Kit, shoes and training
Runners’ kit has of course changed massively since the 1970s and 80s, when popular gear included shiny tracksuits or shellsuits (voted the worst fashion trend of the 80s in one poll), vests and tight, skimpy shorts. Today’s kit tends to be more comfortable to wear, with features such as breathable fabrics to keep you cool and dry and all kinds of accessories.
The biggest change, though, is in running shoes - once so heavy and cumbersome. Clive said: “Shoes are now a lot lighter, and will do a lot more and give more protection.”
Training has also changed out of all recognition. Instead of just running vast distances each week, runners are encouraged to take part in various different types of workout and gym routine, with a greater concentration on building body strength to avoid injury. There is also a greater awareness of nutrition than in the past, with runners taking more care about their diet and getting advice from sports nutritionists.
Hi-tech world of running
Technology has had a wide-ranging impact on running, with GPS running watches enabling runners to measure their heart rate and fitness and track their activity and distances covered, fine-honing training before an event.
You can also book your places for races online and interact with other runners on social media.
Partly as a result of technology, the range of events available for runners at all levels has expanded hugely over the years, and the internet has made it far easier to find details of all the different events in East Anglia and further afield. Major events set to take place in 2019 include the Colchester Half Marathon, City of Norwich Half Marathon, the Great East Run half marathon in Ipswich, Norfolk Coastal Marathon and many more.
You can also choose from a wide number of 5K and 10K races and shorter distances, plus many themed fun runs - such as the Inflatable 5K family events to be held in both Ipswich and Norwich during 2019.

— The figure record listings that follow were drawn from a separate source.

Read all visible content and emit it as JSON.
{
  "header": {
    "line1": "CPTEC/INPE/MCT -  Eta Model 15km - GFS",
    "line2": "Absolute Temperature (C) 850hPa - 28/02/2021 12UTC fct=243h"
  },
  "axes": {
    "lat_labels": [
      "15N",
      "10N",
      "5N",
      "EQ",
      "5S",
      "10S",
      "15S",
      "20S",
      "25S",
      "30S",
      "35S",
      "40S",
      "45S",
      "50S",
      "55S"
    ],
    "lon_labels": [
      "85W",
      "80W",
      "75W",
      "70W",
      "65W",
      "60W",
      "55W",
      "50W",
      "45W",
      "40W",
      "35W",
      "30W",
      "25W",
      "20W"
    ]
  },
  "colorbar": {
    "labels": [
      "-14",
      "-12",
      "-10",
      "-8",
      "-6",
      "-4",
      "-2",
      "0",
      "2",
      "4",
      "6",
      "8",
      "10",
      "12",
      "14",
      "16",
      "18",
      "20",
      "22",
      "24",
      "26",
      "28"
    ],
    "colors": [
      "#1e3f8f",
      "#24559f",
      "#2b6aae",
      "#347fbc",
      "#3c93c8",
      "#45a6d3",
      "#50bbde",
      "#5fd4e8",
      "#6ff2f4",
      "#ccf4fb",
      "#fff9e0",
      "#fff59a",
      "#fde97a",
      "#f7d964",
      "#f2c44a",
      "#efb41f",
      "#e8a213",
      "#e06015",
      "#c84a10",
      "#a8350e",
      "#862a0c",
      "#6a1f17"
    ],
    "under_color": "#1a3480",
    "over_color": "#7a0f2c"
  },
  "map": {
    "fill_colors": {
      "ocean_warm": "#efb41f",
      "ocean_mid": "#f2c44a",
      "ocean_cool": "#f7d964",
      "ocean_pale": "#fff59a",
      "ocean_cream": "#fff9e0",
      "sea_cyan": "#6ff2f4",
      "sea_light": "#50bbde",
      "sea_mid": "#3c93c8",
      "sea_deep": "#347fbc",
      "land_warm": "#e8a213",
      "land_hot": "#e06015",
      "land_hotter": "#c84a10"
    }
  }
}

Or what about a running festival, such as the Bungay Festival of Running in April, the first-ever Henham Park Festival of Running in May, or the Suffolk Trail Running Festival, to be held at Shimpling in rural west Suffolk during June?
Many runners also sign up for events in other parts of the world. For instance, JAFFA members have taken part in the the Boston and New York Marathons, and even the Marathon des Sables in the Sahara Desert,
However, the downside is that some events are now much more competitive to get into, and you may need to sign up well in advance, or take part in a ballot to gain an entry, as in the case of the London Marathon.
So what does the future hold for running? It seems it will continue to grow, as people become more aware of the health benefits. Clubs have seen many more women taking up the sport in recent years, with many being inspired by the success of charity events like the women-only Race for Life, organised by Cancer Research UK.
Richard Polley said there had also been a particularly strong growth in numbers of children and young people taking up running, inspired by the legacy of the 2012 London Olympics.
“They might want to be the next Mo Farrar or the next Jessica Ennis.”